Kent Wells

No. 95, 73, 77
- Position: Defensive tackle

Personal information
- Born: June 25, 1967 (age 59) Lincoln, Nebraska, U.S.
- Listed height: 6 ft 4 in (1.93 m)
- Listed weight: 295 lb (134 kg)

Career information
- High school: East (Lincoln)
- College: Nebraska
- NFL draft: 1990: 6th round, 160th overall pick

Career history
- Washington Redskins (1990)*; New York Giants (1990); San Francisco 49ers (1991)*; Ohio Glory (1992); Cleveland Browns (1992)*; Cleveland Thunderbolts (1993–1994); Tampa Bay Storm (1995–1998); Iowa Barnstormers (1998–1999); Orlando Predators (1999);
- * Offseason or practice squad member only

Awards and highlights
- 2× ArenaBowl champion (1995, 1996); 2× First-team All-Arena (1995, 1996); AFL Lineman of the Year (1996); AFL All-Star (1993); First-team All-Big Eight (1989);
- Stats at Pro Football Reference
- Stats at ArenaFan.com

= Kent Wells =

American football player (born 1967)

Kent Eugene Wells (born July 25, 1967) is an American former professional football defensive tackle who played one season with the New York Giants of the National Football League (NFL). He was selected by the Washington Redskins in the sixth round of the 1990 NFL draft after playing college football at the University of Nebraska–Lincoln. Wells was also a member of the San Francisco 49ers, Ohio Glory, Cleveland Browns, Cleveland Thunderbolts, Tampa Bay Storm, Iowa Barnstormers, and Orlando Predators.

==Early life==
Wells attended Lincoln East High School in Lincoln, Nebraska.

==College career==
Wells enrolled at the University of Nebraska–Lincoln in 1985 and lettered in football for the Nebraska Cornhuskers from 1987 to 1989, recording career totals of 37 solo tackles, 40 tackle assists and ten sacks. He earned First-team All-Big Eight honors in 1989. He also participated in track and field for the Cornhuskers, competing in the shot put.

==Professional career==
Wells was selected by the Washington Redskins of the NFL with the 160th pick of the 1990 NFL draft. He was released by the Redskins on August 27, 1990.

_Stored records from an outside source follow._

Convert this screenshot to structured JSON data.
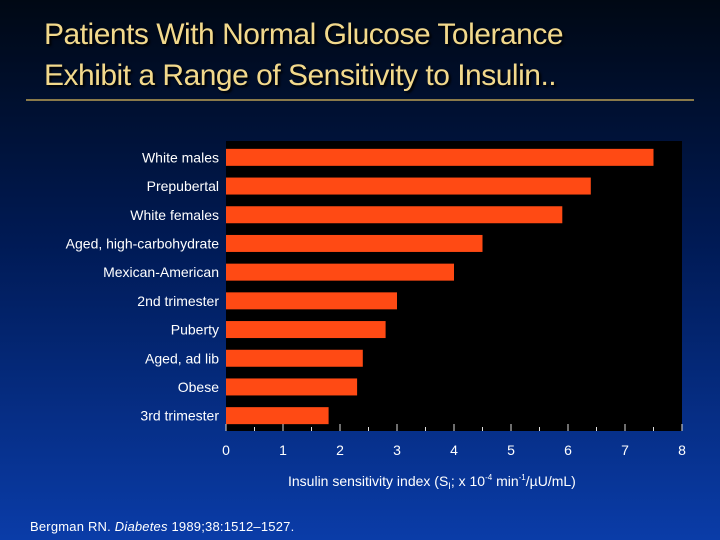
{
  "title_line1": "Patients With Normal Glucose Tolerance",
  "title_line2": "Exhibit a Range of Sensitivity to Insulin..",
  "citation": {
    "author": "Bergman RN. ",
    "journal": "Diabetes",
    "ref": " 1989;38:1512–1527."
  },
  "colors": {
    "bar": "#ff4a14",
    "title": "#f2d98c",
    "plot_bg": "#000000"
  },
  "chart_data": {
    "type": "bar",
    "orientation": "horizontal",
    "title": "",
    "categories": [
      "White males",
      "Prepubertal",
      "White females",
      "Aged, high-carbohydrate",
      "Mexican-American",
      "2nd trimester",
      "Puberty",
      "Aged, ad lib",
      "Obese",
      "3rd trimester"
    ],
    "values": [
      7.5,
      6.4,
      5.9,
      4.5,
      4.0,
      3.0,
      2.8,
      2.4,
      2.3,
      1.8
    ],
    "xlabel_pre": "Insulin sensitivity index (S",
    "xlabel_sub": "I",
    "xlabel_mid": "; x  10",
    "xlabel_sup1": "-4",
    "xlabel_mid2": " min",
    "xlabel_sup2": "-1",
    "xlabel_post": "/µU/mL)",
    "xlim": [
      0,
      8
    ],
    "ticks": [
      "0",
      "1",
      "2",
      "3",
      "4",
      "5",
      "6",
      "7",
      "8"
    ],
    "grid": false
  }
}
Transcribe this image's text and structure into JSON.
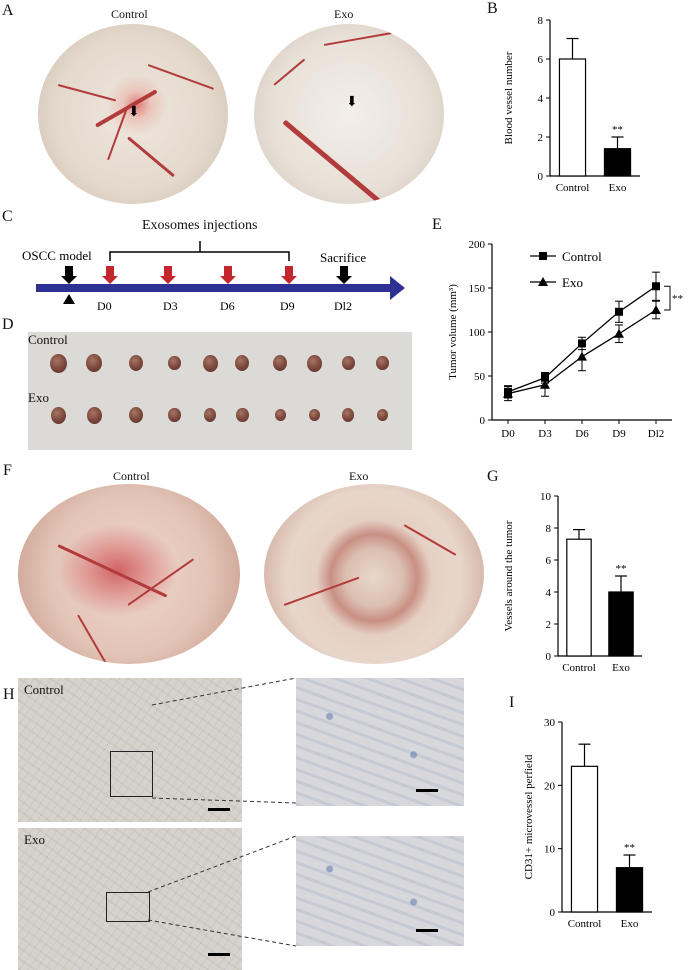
{
  "panels": {
    "A": "A",
    "B": "B",
    "C": "C",
    "D": "D",
    "E": "E",
    "F": "F",
    "G": "G",
    "H": "H",
    "I": "I"
  },
  "groups": {
    "control": "Control",
    "exo": "Exo"
  },
  "significance": "**",
  "timeline": {
    "injections_label": "Exosomes  injections",
    "model_label": "OSCC model",
    "sacrifice_label": "Sacrifice",
    "days": [
      "D0",
      "D3",
      "D6",
      "D9",
      "Dl2"
    ]
  },
  "colors": {
    "timeline_arrow": "#2e3192",
    "injection_arrow": "#c1272d",
    "marker": "#000000"
  },
  "chart_data": [
    {
      "id": "B",
      "type": "bar",
      "categories": [
        "Control",
        "Exo"
      ],
      "values": [
        6.0,
        1.4
      ],
      "errors": [
        1.05,
        0.6
      ],
      "ylabel": "Blood vessel number",
      "ylim": [
        0,
        8
      ],
      "yticks": [
        0,
        2,
        4,
        6,
        8
      ],
      "fills": [
        "#ffffff",
        "#000000"
      ],
      "annotation": "**"
    },
    {
      "id": "E",
      "type": "line",
      "x": [
        "D0",
        "D3",
        "D6",
        "D9",
        "Dl2"
      ],
      "ylabel": "Tumor volume (mm³)",
      "ylim": [
        0,
        200
      ],
      "yticks": [
        0,
        50,
        100,
        150,
        200
      ],
      "legend_position": "top-left",
      "series": [
        {
          "name": "Control",
          "marker": "square",
          "values": [
            32,
            48,
            87,
            123,
            152
          ],
          "errors": [
            7,
            6,
            7,
            12,
            16
          ]
        },
        {
          "name": "Exo",
          "marker": "triangle",
          "values": [
            30,
            40,
            72,
            98,
            125
          ],
          "errors": [
            8,
            13,
            16,
            10,
            10
          ]
        }
      ],
      "annotation": "**"
    },
    {
      "id": "G",
      "type": "bar",
      "categories": [
        "Control",
        "Exo"
      ],
      "values": [
        7.3,
        4.0
      ],
      "errors": [
        0.6,
        1.0
      ],
      "ylabel": "Vessels around the tumor",
      "ylim": [
        0,
        10
      ],
      "yticks": [
        0,
        2,
        4,
        6,
        8,
        10
      ],
      "fills": [
        "#ffffff",
        "#000000"
      ],
      "annotation": "**"
    },
    {
      "id": "I",
      "type": "bar",
      "categories": [
        "Control",
        "Exo"
      ],
      "values": [
        23,
        7
      ],
      "errors": [
        3.5,
        2
      ],
      "ylabel": "CD31+ microvessel perfield",
      "ylim": [
        0,
        30
      ],
      "yticks": [
        0,
        10,
        20,
        30
      ],
      "fills": [
        "#ffffff",
        "#000000"
      ],
      "annotation": "**"
    }
  ]
}
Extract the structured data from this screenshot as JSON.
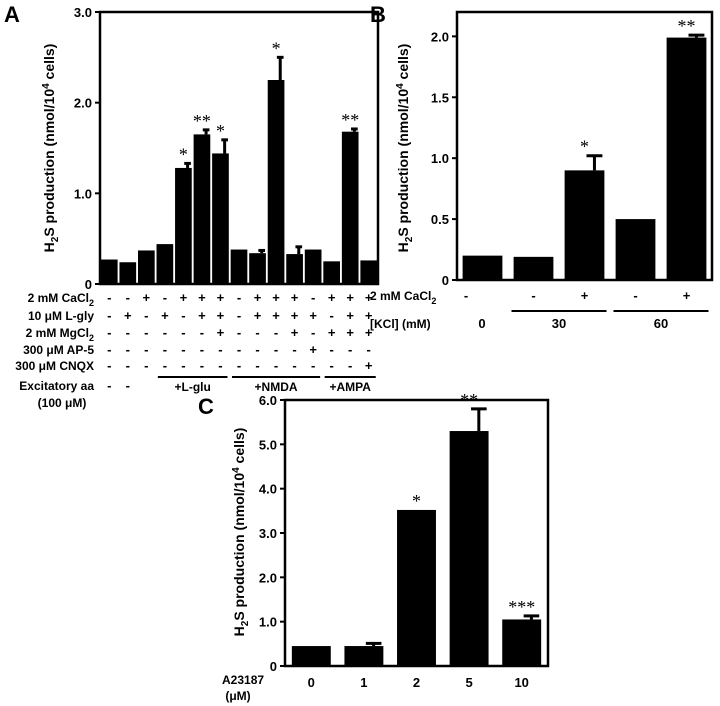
{
  "chart_data": [
    {
      "panel": "A",
      "type": "bar",
      "ylabel_main": "H",
      "ylabel_sub": "2",
      "ylabel_rest": "S production (nmol/10",
      "ylabel_sup": "4",
      "ylabel_end": " cells)",
      "ylim": [
        0,
        3.0
      ],
      "yticks": [
        "0",
        "1.0",
        "2.0",
        "3.0"
      ],
      "ytick_values": [
        0,
        1.0,
        2.0,
        3.0
      ],
      "values": [
        0.27,
        0.24,
        0.37,
        0.44,
        1.28,
        1.65,
        1.44,
        0.38,
        0.34,
        2.25,
        0.33,
        0.38,
        0.25,
        1.68,
        0.26
      ],
      "errors": [
        0,
        0,
        0,
        0,
        0.05,
        0.05,
        0.15,
        0,
        0.03,
        0.25,
        0.08,
        0,
        0,
        0.03,
        0
      ],
      "annotations": [
        "",
        "",
        "",
        "",
        "*",
        "**",
        "*",
        "",
        "",
        "*",
        "",
        "",
        "",
        "**",
        ""
      ],
      "conditions": [
        {
          "label": "2 mM CaCl",
          "label_sub": "2",
          "symbols": [
            "-",
            "-",
            "+",
            "-",
            "+",
            "+",
            "+",
            "-",
            "+",
            "+",
            "+",
            "-",
            "+",
            "+",
            "+"
          ]
        },
        {
          "label": "10 μM L-gly",
          "label_sub": "",
          "symbols": [
            "-",
            "+",
            "-",
            "+",
            "-",
            "+",
            "+",
            "-",
            "+",
            "+",
            "+",
            "+",
            "-",
            "+",
            "+"
          ]
        },
        {
          "label": "2 mM MgCl",
          "label_sub": "2",
          "symbols": [
            "-",
            "-",
            "-",
            "-",
            "-",
            "-",
            "+",
            "-",
            "-",
            "-",
            "+",
            "-",
            "+",
            "+",
            "+"
          ]
        },
        {
          "label": "300 μM AP-5",
          "label_sub": "",
          "symbols": [
            "-",
            "-",
            "-",
            "-",
            "-",
            "-",
            "-",
            "-",
            "-",
            "-",
            "-",
            "+",
            "-",
            "-",
            "-"
          ]
        },
        {
          "label": "300 μM CNQX",
          "label_sub": "",
          "symbols": [
            "-",
            "-",
            "-",
            "-",
            "-",
            "-",
            "-",
            "-",
            "-",
            "-",
            "-",
            "-",
            "-",
            "-",
            "+"
          ]
        }
      ],
      "excitatory_label": "Excitatory aa",
      "excitatory_label2": "(100 μM)",
      "excitatory_items": [
        "-",
        "-"
      ],
      "groups": [
        "+L-glu",
        "+NMDA",
        "+AMPA"
      ]
    },
    {
      "panel": "B",
      "type": "bar",
      "ylabel_main": "H",
      "ylabel_sub": "2",
      "ylabel_rest": "S production (nmol/10",
      "ylabel_sup": "4",
      "ylabel_end": " cells)",
      "ylim": [
        0,
        2.2
      ],
      "yticks": [
        "0",
        "0.5",
        "1.0",
        "1.5",
        "2.0"
      ],
      "ytick_values": [
        0,
        0.5,
        1.0,
        1.5,
        2.0
      ],
      "values": [
        0.2,
        0.19,
        0.9,
        0.5,
        1.99
      ],
      "errors": [
        0,
        0,
        0.12,
        0,
        0.02
      ],
      "annotations": [
        "",
        "",
        "*",
        "",
        "**"
      ],
      "cacl_label": "2 mM CaCl",
      "cacl_sub": "2",
      "cacl_symbols": [
        "-",
        "-",
        "+",
        "-",
        "+"
      ],
      "kcl_label": "[KCl] (mM)",
      "kcl_groups": [
        "0",
        "30",
        "60"
      ]
    },
    {
      "panel": "C",
      "type": "bar",
      "ylabel_main": "H",
      "ylabel_sub": "2",
      "ylabel_rest": "S production (nmol/10",
      "ylabel_sup": "4",
      "ylabel_end": " cells)",
      "ylim": [
        0,
        6.0
      ],
      "yticks": [
        "0",
        "1.0",
        "2.0",
        "3.0",
        "4.0",
        "5.0",
        "6.0"
      ],
      "ytick_values": [
        0,
        1.0,
        2.0,
        3.0,
        4.0,
        5.0,
        6.0
      ],
      "categories": [
        "0",
        "1",
        "2",
        "5",
        "10"
      ],
      "values": [
        0.45,
        0.45,
        3.52,
        5.3,
        1.05
      ],
      "errors": [
        0,
        0.06,
        0,
        0.5,
        0.08
      ],
      "annotations": [
        "",
        "",
        "*",
        "**",
        "***"
      ],
      "xlabel_line1": "A23187",
      "xlabel_line2": "(μM)"
    }
  ]
}
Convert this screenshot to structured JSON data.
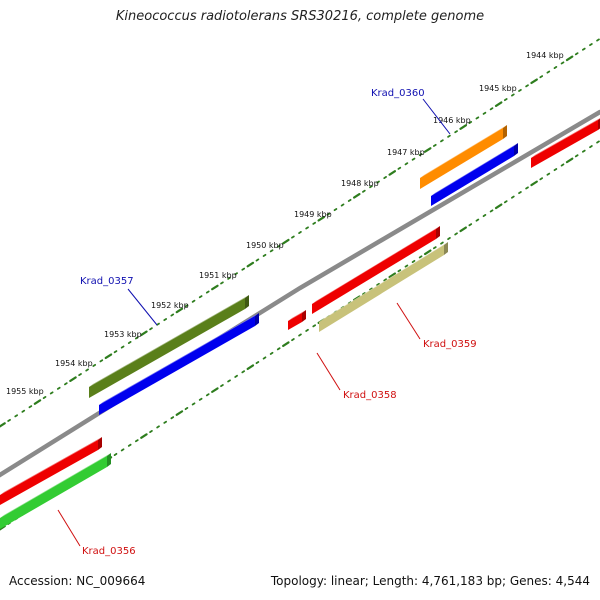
{
  "title": "Kineococcus radiotolerans SRS30216, complete genome",
  "footer": {
    "accession": "Accession: NC_009664",
    "summary": "Topology: linear; Length: 4,761,183 bp; Genes: 4,544"
  },
  "colors": {
    "backbone": "#8a8a8a",
    "tick": "#2e7d1e",
    "label_top": "#1010b0",
    "label_bottom": "#d01010"
  },
  "kbp_labels": [
    "1944 kbp",
    "1945 kbp",
    "1946 kbp",
    "1947 kbp",
    "1948 kbp",
    "1949 kbp",
    "1950 kbp",
    "1951 kbp",
    "1952 kbp",
    "1953 kbp",
    "1954 kbp",
    "1955 kbp"
  ],
  "genes": [
    {
      "id": "Krad_0360",
      "color": "#ff8c00",
      "labeled": true
    },
    {
      "id": "",
      "color": "#0000ee",
      "labeled": false
    },
    {
      "id": "Krad_0357",
      "color": "#5a7f1a",
      "labeled": true
    },
    {
      "id": "",
      "color": "#0000ee",
      "labeled": false
    },
    {
      "id": "Krad_0359",
      "color": "#c8c27a",
      "labeled": true
    },
    {
      "id": "",
      "color": "#ee0000",
      "labeled": false
    },
    {
      "id": "Krad_0358",
      "color": "#ee0000",
      "labeled": true
    },
    {
      "id": "",
      "color": "#ee0000",
      "labeled": false
    },
    {
      "id": "Krad_0356",
      "color": "#33cc33",
      "labeled": true
    },
    {
      "id": "",
      "color": "#ee0000",
      "labeled": false
    }
  ]
}
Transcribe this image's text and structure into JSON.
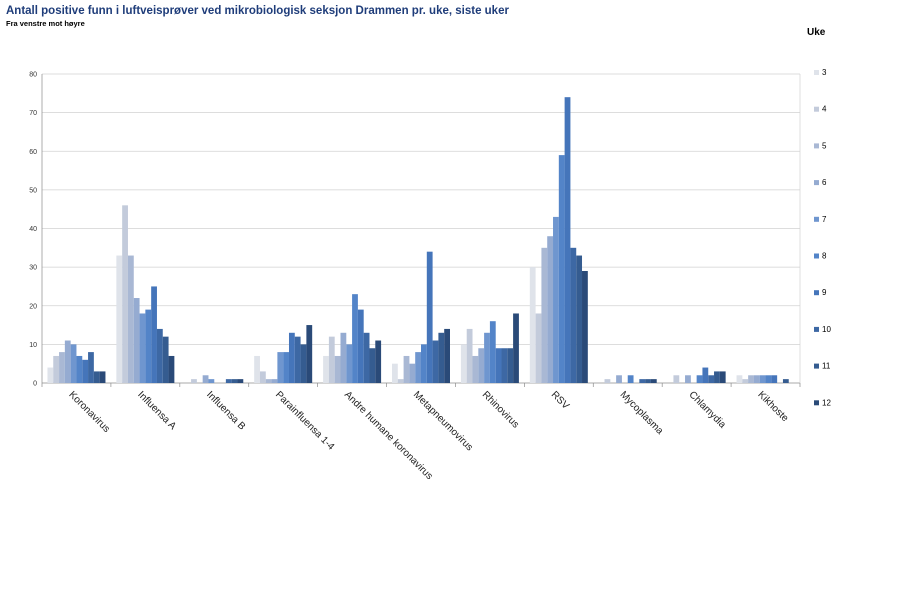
{
  "chart_data": {
    "type": "bar",
    "title": "Antall positive funn i luftveisprøver ved mikrobiologisk seksjon Drammen pr. uke, siste uker",
    "subtitle": "Fra venstre mot høyre",
    "legend_title": "Uke",
    "ylim": [
      0,
      80
    ],
    "yticks": [
      0,
      10,
      20,
      30,
      40,
      50,
      60,
      70,
      80
    ],
    "grid": true,
    "legend_position": "right",
    "categories": [
      "Koronavirus",
      "Influensa A",
      "Influensa B",
      "Parainfluensa 1-4",
      "Andre humane koronavirus",
      "Metapneumovirus",
      "Rhinovirus",
      "RSV",
      "Mycoplasma",
      "Chlamydia",
      "Kikhoste"
    ],
    "series": [
      {
        "name": "3",
        "color": "#dfe3ea",
        "values": [
          4,
          33,
          0,
          7,
          7,
          5,
          10,
          30,
          0,
          0,
          2
        ]
      },
      {
        "name": "4",
        "color": "#c3cbdb",
        "values": [
          7,
          46,
          1,
          3,
          12,
          1,
          14,
          18,
          1,
          2,
          1
        ]
      },
      {
        "name": "5",
        "color": "#a9b8d4",
        "values": [
          8,
          33,
          0,
          1,
          7,
          7,
          7,
          35,
          0,
          0,
          2
        ]
      },
      {
        "name": "6",
        "color": "#95abd1",
        "values": [
          11,
          22,
          2,
          1,
          13,
          5,
          9,
          38,
          2,
          2,
          2
        ]
      },
      {
        "name": "7",
        "color": "#6f96cf",
        "values": [
          10,
          18,
          1,
          8,
          10,
          8,
          13,
          43,
          0,
          0,
          2
        ]
      },
      {
        "name": "8",
        "color": "#5384c8",
        "values": [
          7,
          19,
          0,
          8,
          23,
          10,
          16,
          59,
          2,
          2,
          2
        ]
      },
      {
        "name": "9",
        "color": "#4575ba",
        "values": [
          6,
          25,
          0,
          13,
          19,
          34,
          9,
          74,
          0,
          4,
          2
        ]
      },
      {
        "name": "10",
        "color": "#3d68a4",
        "values": [
          8,
          14,
          1,
          12,
          13,
          11,
          9,
          35,
          1,
          2,
          0
        ]
      },
      {
        "name": "11",
        "color": "#355c90",
        "values": [
          3,
          12,
          1,
          10,
          9,
          13,
          9,
          33,
          1,
          3,
          1
        ]
      },
      {
        "name": "12",
        "color": "#2a4a78",
        "values": [
          3,
          7,
          1,
          15,
          11,
          14,
          18,
          29,
          1,
          3,
          0
        ]
      }
    ]
  }
}
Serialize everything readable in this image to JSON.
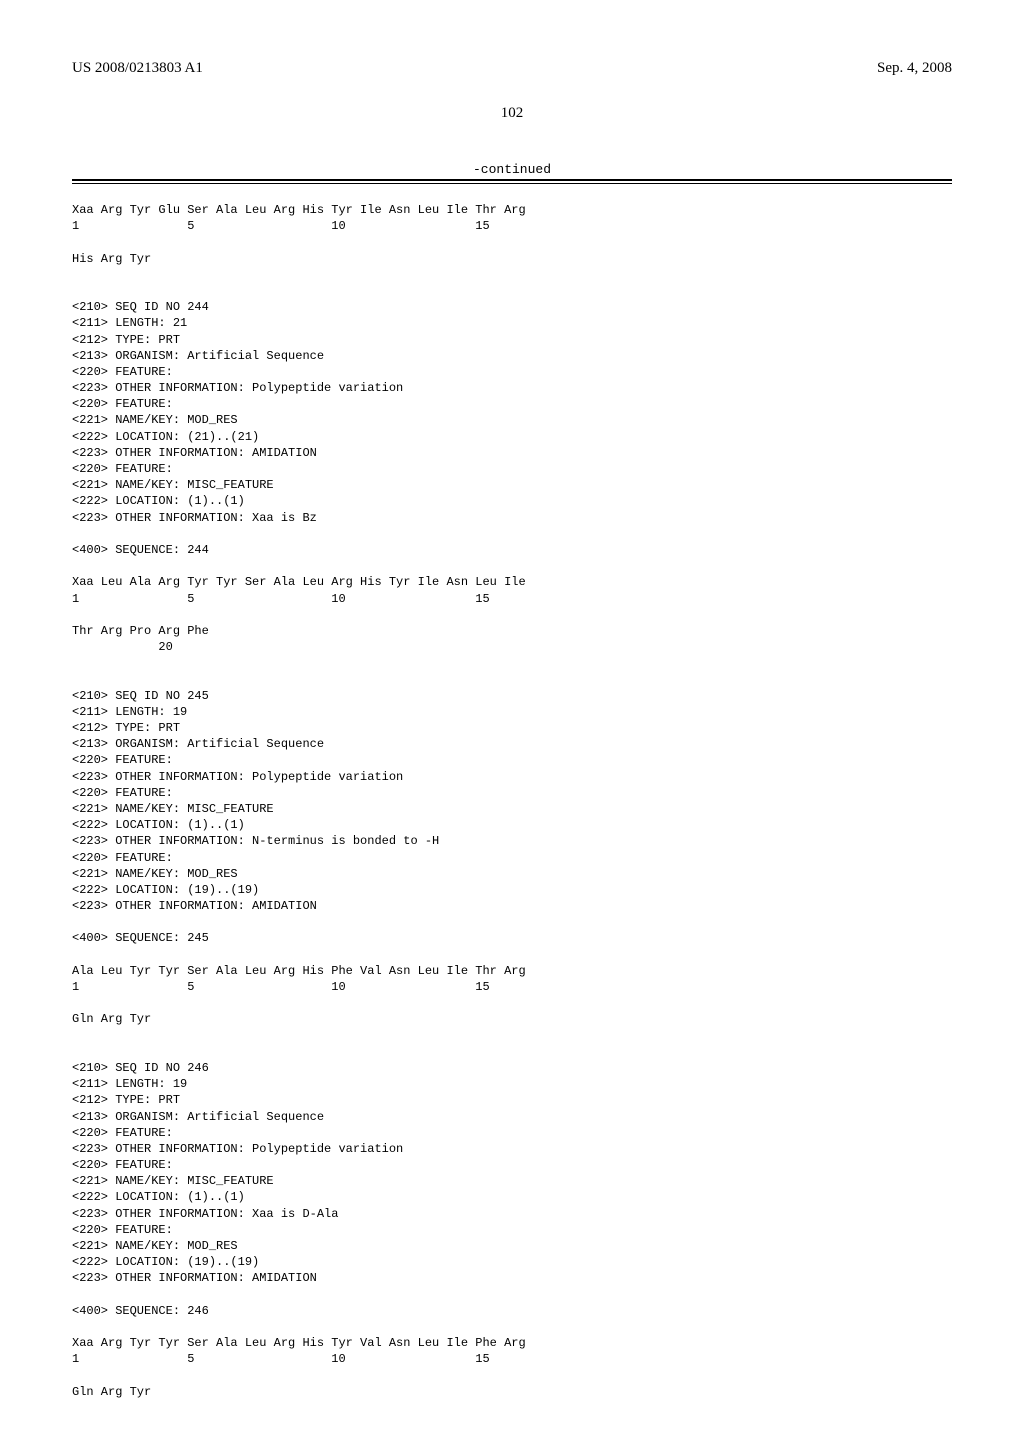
{
  "header": {
    "pub_number": "US 2008/0213803 A1",
    "pub_date": "Sep. 4, 2008"
  },
  "page_number": "102",
  "continued_label": "-continued",
  "listing_text": "Xaa Arg Tyr Glu Ser Ala Leu Arg His Tyr Ile Asn Leu Ile Thr Arg\n1               5                   10                  15\n\nHis Arg Tyr\n\n\n<210> SEQ ID NO 244\n<211> LENGTH: 21\n<212> TYPE: PRT\n<213> ORGANISM: Artificial Sequence\n<220> FEATURE:\n<223> OTHER INFORMATION: Polypeptide variation\n<220> FEATURE:\n<221> NAME/KEY: MOD_RES\n<222> LOCATION: (21)..(21)\n<223> OTHER INFORMATION: AMIDATION\n<220> FEATURE:\n<221> NAME/KEY: MISC_FEATURE\n<222> LOCATION: (1)..(1)\n<223> OTHER INFORMATION: Xaa is Bz\n\n<400> SEQUENCE: 244\n\nXaa Leu Ala Arg Tyr Tyr Ser Ala Leu Arg His Tyr Ile Asn Leu Ile\n1               5                   10                  15\n\nThr Arg Pro Arg Phe\n            20\n\n\n<210> SEQ ID NO 245\n<211> LENGTH: 19\n<212> TYPE: PRT\n<213> ORGANISM: Artificial Sequence\n<220> FEATURE:\n<223> OTHER INFORMATION: Polypeptide variation\n<220> FEATURE:\n<221> NAME/KEY: MISC_FEATURE\n<222> LOCATION: (1)..(1)\n<223> OTHER INFORMATION: N-terminus is bonded to -H\n<220> FEATURE:\n<221> NAME/KEY: MOD_RES\n<222> LOCATION: (19)..(19)\n<223> OTHER INFORMATION: AMIDATION\n\n<400> SEQUENCE: 245\n\nAla Leu Tyr Tyr Ser Ala Leu Arg His Phe Val Asn Leu Ile Thr Arg\n1               5                   10                  15\n\nGln Arg Tyr\n\n\n<210> SEQ ID NO 246\n<211> LENGTH: 19\n<212> TYPE: PRT\n<213> ORGANISM: Artificial Sequence\n<220> FEATURE:\n<223> OTHER INFORMATION: Polypeptide variation\n<220> FEATURE:\n<221> NAME/KEY: MISC_FEATURE\n<222> LOCATION: (1)..(1)\n<223> OTHER INFORMATION: Xaa is D-Ala\n<220> FEATURE:\n<221> NAME/KEY: MOD_RES\n<222> LOCATION: (19)..(19)\n<223> OTHER INFORMATION: AMIDATION\n\n<400> SEQUENCE: 246\n\nXaa Arg Tyr Tyr Ser Ala Leu Arg His Tyr Val Asn Leu Ile Phe Arg\n1               5                   10                  15\n\nGln Arg Tyr"
}
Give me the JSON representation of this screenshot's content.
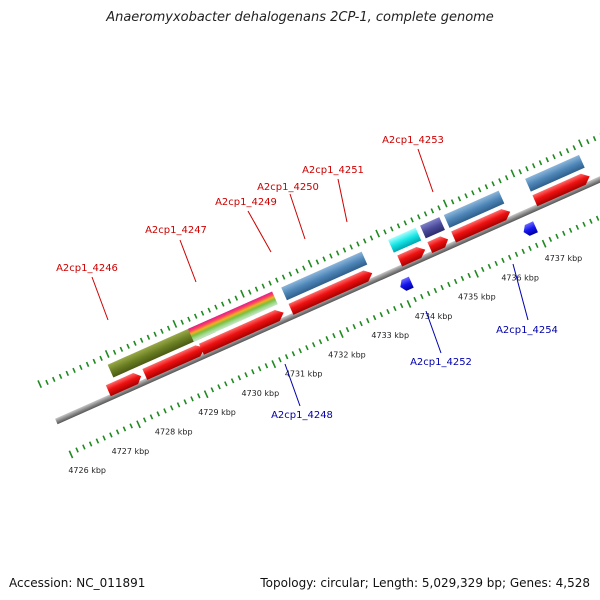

Wells was claimed off waivers by the New York Giants on August 30, 1990 and played in six games for the team during the 1990 season. He was released by the Giants on December 3, 1990.

Wells was a member of the NFL's San Francisco 49ers during the 1991 off-season. He was released by the 49ers on August 20, 1991.

Wells played in all ten games for the Ohio Glory of the World League of American Football in 1992.

Wells was signed by the Cleveland Browns of the NFL on August 4, 1992.

Wells signed with the Cleveland Thunderbolts of the Arena Football League (AFL) on March 19, 1993 and played for the team from 1993 to 1994. He played in the 1993 AFL All-Star game. The Thunderbolts folded after the 1994 season.

Wells played for the Tampa Bay Storm of the AFL from 1995 to 1997. He earned First-team All-Arena honors in 1995 and 1996. He was also named Lineman of the Year in 1996. Wells won ArenaBowl IX and X with the Storm. He was traded to the New York CityHawks for Roosevelt Nix on June 18, 1997 but the trade was rescinded when Wells failed to pass his physical.

Wells was traded to the Iowa Barnstormers in a three team deal involving the Tampa Bay Storm and New York CityHawks in 1998 and played for the Barnstormers during the 1998 season.

Wells was traded to the Orlando Predators during the 1999 preseason and played for the team during the 1999 season.